Nikole Baker – 6/18/15

 


This page was last updated on June 24, 2015.


Gas severance tax will protect our resources; Nikole Baker; Beaver County Times; June 18, 2015.

Below is a detailed critique of the subject letter.


“Pennsylvania is the only drilling state without a severance tax, yet it is one of the richest sources of shale gas in the world.  As it is now, this highly profitable industry is profiting from our state’s resources without actually investing in it.”

[RWC] According to the Tax Foundation, PA’s business tax climate already ranks 34th for 2015, three positions worse than 2014 and 13 positions worse than 2012.

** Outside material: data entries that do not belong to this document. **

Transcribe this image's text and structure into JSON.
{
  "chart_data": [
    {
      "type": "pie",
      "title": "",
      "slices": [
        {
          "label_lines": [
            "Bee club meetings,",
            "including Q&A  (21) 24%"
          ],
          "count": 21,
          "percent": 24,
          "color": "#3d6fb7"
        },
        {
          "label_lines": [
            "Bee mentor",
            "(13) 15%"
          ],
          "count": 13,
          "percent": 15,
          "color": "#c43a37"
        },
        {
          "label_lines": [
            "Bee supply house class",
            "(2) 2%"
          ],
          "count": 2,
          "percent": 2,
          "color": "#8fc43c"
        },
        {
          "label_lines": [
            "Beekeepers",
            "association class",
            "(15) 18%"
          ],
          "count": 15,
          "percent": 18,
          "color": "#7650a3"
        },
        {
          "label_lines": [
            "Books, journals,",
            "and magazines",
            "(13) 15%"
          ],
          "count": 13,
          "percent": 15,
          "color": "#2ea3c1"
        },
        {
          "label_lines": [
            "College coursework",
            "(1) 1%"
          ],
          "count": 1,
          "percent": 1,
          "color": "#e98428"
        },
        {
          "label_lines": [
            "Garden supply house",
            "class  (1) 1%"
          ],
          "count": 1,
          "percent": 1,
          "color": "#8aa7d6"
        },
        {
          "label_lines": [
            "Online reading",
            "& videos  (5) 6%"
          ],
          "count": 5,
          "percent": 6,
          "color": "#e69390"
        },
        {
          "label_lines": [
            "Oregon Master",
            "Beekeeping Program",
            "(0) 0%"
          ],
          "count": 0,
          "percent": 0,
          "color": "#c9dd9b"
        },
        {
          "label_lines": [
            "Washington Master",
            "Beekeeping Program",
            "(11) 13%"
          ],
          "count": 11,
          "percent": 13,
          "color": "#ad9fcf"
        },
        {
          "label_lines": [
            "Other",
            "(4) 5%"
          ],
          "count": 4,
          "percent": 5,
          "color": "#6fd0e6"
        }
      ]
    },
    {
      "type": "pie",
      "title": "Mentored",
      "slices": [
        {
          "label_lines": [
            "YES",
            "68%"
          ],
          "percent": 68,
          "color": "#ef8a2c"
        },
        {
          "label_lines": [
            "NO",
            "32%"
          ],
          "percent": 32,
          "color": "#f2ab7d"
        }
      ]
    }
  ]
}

“A practical severance tax will finally force drillers to pay its fair share to our state, an equitable proposition for the people of Pennsylvania to which the industry is staunchly opposed.  It will offset the health risks of gas drilling while raising revenue to implement low-carbon alternatives.  It will also provide us with a necessary start towards safer drilling and cleaner energy.”

[RWC] Ms. Baker failed to mention PA has an impact fee in lieu of a severance tax.  According to the Post-Gazette, “Pennsylvania communities to share $223 million in drilling impact fees” from 2014.

You may recall even the BCT finally conceded taxing Marcellus gas is “a tax that is paid by consumers” and acknowledged “Raising taxes could slow the economy.”  No mention of that here, though.

In case you missed it, Ms. Baker wants us to force natural gas drillers/producers to subsidize (“invest”) their competitors (“low-carbon alternatives”).  Check that; since the severance tax is “a tax paid by consumers,” Ms. Baker wants consumers (you and me) to subsidize “low-carbon alternatives”

“A just severance tax will protect Pennsylvania’s natural resources — our land, air and water.  It will introduce more clean energy and energy efficiency programs, which will cut down on our state’s pollution.  In turn, these programs will result in a healthier future for our citizens now, as well as future generations.”

[RWC] While I’m not unalterably opposed to impact fees and/or severance taxes within limits, they don’t represent “found” or “free” money.  For example, why should fees/taxes on Marcellus gas go for anything other than covering regulatory costs and local infrastructure issues specifically related to drilling?  Anything else creates a slush fund for politicians to spend as is/was the case for Medicare and Socialist Security taxes.